掌心的淨心符還留著金光餘溫,陸雲許指尖一撚,絹冊“嘩啦”翻到“共情符”篇。
麻線補的頁腳蹭過指腹,桐油味混著軍需庫的寒氣漫上來,“入魂體記憶,觀其本源”的墨字旁,寧無塵的批註淺得幾乎看不見——
“知惡方能止惡”。
刻痕裡的細沙被他指尖碾成粉,是斷魂穀的沙。
他冇再取新符紙,指尖蘸著九色靈力,虛空一畫。木係綠光先勾出符的輪廓,軟得像初春的柳絲;
聖光白氣填進符心,穩得像城樓上的基石;
最後火係紅光描邊,銳得像弑師槍的尖。
符成的瞬間,白光從指尖飄起,冇帶半點戾氣,輕輕碰了碰庫房裡遊走的黑氣——
那些粘在木箱上的黑粉末,竟順著符光聚成了團,像被磁石吸住的鐵屑。
“去。”
他輕聲說,指尖還留著畫符時的麻癢。
共情符化作一道白光,鑽進那團黑氣裡。
下一秒,無數畫麵像決堤的水,撞進他的腦海——
最先浮上來的,是個穿舊軍袍的少年,軍袍磨出毛邊,卻把腰帶束得筆直,正攥著賬本衝進校尉帳,聲音發顫卻響亮:
“王吏員剋扣新兵糧草,這是賬冊!”
那是年輕時的林資誠。
陸雲許看見他領嘉獎時,手都在抖,把賞銀全寄回了家,家書裡的字歪歪扭扭,卻寫著“娘,我在軍營當差,不貪不占”。

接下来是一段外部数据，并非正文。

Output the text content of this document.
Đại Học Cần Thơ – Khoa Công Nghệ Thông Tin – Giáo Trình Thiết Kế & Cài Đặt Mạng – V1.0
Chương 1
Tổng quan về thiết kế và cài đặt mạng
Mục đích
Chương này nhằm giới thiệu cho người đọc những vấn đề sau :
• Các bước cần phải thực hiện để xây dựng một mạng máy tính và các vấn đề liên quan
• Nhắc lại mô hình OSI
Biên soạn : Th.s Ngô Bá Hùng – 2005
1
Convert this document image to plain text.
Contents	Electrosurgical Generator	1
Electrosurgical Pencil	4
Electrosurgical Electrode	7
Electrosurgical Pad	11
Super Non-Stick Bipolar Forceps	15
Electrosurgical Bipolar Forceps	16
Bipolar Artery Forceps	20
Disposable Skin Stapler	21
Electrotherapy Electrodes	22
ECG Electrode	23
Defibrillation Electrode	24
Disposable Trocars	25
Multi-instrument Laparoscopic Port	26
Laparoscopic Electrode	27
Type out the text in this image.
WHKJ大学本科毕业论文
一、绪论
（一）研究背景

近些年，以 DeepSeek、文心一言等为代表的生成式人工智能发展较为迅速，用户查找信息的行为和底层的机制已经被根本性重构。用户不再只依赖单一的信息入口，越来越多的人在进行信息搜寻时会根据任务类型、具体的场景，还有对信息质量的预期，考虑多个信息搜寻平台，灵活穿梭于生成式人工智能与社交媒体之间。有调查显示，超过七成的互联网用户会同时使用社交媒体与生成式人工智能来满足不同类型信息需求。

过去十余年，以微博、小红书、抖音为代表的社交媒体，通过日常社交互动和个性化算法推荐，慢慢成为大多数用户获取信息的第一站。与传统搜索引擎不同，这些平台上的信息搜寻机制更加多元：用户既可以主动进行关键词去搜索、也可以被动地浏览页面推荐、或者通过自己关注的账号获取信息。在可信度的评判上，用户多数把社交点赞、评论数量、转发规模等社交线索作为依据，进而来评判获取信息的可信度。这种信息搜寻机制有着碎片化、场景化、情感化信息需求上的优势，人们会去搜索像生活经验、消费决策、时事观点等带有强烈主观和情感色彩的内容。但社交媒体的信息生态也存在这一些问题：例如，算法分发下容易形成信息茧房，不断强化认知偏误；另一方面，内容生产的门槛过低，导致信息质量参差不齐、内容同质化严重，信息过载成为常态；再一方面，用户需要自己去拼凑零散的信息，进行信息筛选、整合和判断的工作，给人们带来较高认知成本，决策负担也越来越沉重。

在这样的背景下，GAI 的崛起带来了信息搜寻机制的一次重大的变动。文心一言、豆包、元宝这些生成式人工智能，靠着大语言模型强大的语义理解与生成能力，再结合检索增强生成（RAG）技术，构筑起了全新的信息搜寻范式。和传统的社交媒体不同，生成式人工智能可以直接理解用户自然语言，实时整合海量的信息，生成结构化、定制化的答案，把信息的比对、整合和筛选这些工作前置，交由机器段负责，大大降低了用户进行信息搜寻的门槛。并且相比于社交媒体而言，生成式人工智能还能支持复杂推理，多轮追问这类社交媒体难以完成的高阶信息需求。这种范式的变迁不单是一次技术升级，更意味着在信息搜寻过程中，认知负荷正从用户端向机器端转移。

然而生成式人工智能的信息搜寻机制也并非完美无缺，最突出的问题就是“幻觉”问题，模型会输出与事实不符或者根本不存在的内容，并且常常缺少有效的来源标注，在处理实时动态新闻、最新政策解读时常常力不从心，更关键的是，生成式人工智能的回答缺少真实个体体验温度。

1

畫麵一轉,是三年後的酒肆,林資誠坐在角落,看著同僚們用貪來的靈石點滿桌葷菜,銀錠子在手裡轉得發亮。
他攥著自己的粗瓷碗,指節泛白,喉結滾了滾——
那是第一次,他眼裡的光暗了點。
再後來,是軍需庫的深夜。
林資誠抱著半箱銀錠,後背貼著涼透的木箱,聽著外麵巡夜的腳步聲,汗濕的手把賬本都洇皺了。
他往懷裡塞銀錠時,指尖碰著胸口的軍牌,突然抖了一下,卻還是咬牙把賬本燒了——
火光照著他的臉,一半是竊喜,一半是惶恐。
陸雲許看得心口發緊,這不是突然的惡,是一點一點被磨掉的清明,像被風沙侵蝕的石碑。
畫麵最沉的一段,是李三石的營帳。
李三石把一錠金元寶拍在他麵前,指縫夾著他孃的家書:
“要麼一起發財,要麼讓你娘收不到下個月的米。”
林資誠的手按在金元寶上,涼得刺骨,卻還是點了頭。
從那天起,他偽造賬冊時不再手抖,侵吞撫卹金時眼都不眨,直到最後被軍法處置,臨刑前還在罵:
“世道不公”。
暴雨突然砸下來。
亂葬崗的土是黑的,林資誠的怨靈浮在半空,鎖鏈的痕跡還在魂體上。
天道宮的黑氣像毒蛇,順著他的怨毒鑽進去,飼怨陣的符文在他周圍轉,紅光把他的臉映得猙獰。
“憑什麼他們能貪,我不能?”
他的怨靈嘶吼著,貪念和怨毒被符文放大,像泡在毒水裡的種子,瘋長成現在的貪嗔之傀。
陸雲許猛地回神,指尖的黑氣還在消散,共情符已經淡成了透明。
他扶著木箱喘氣,舌尖的痛感還冇散——
那是破貪慾幻象時咬破的,此刻卻讓他格外清醒。
他終於懂了絹冊裡的話,驅邪不是斬掉已經爛掉的根,是攔著還冇掉下去的人;
守清明不是清算過往的惡,是護住現在的本心。
就在這念頭紮根的瞬間,懷裡的絹冊突然發燙。
他抬手翻開,中篇的符文全亮了,紅光順著紙頁爬出來,像跟著水流的光,鑽進他的經脈裡。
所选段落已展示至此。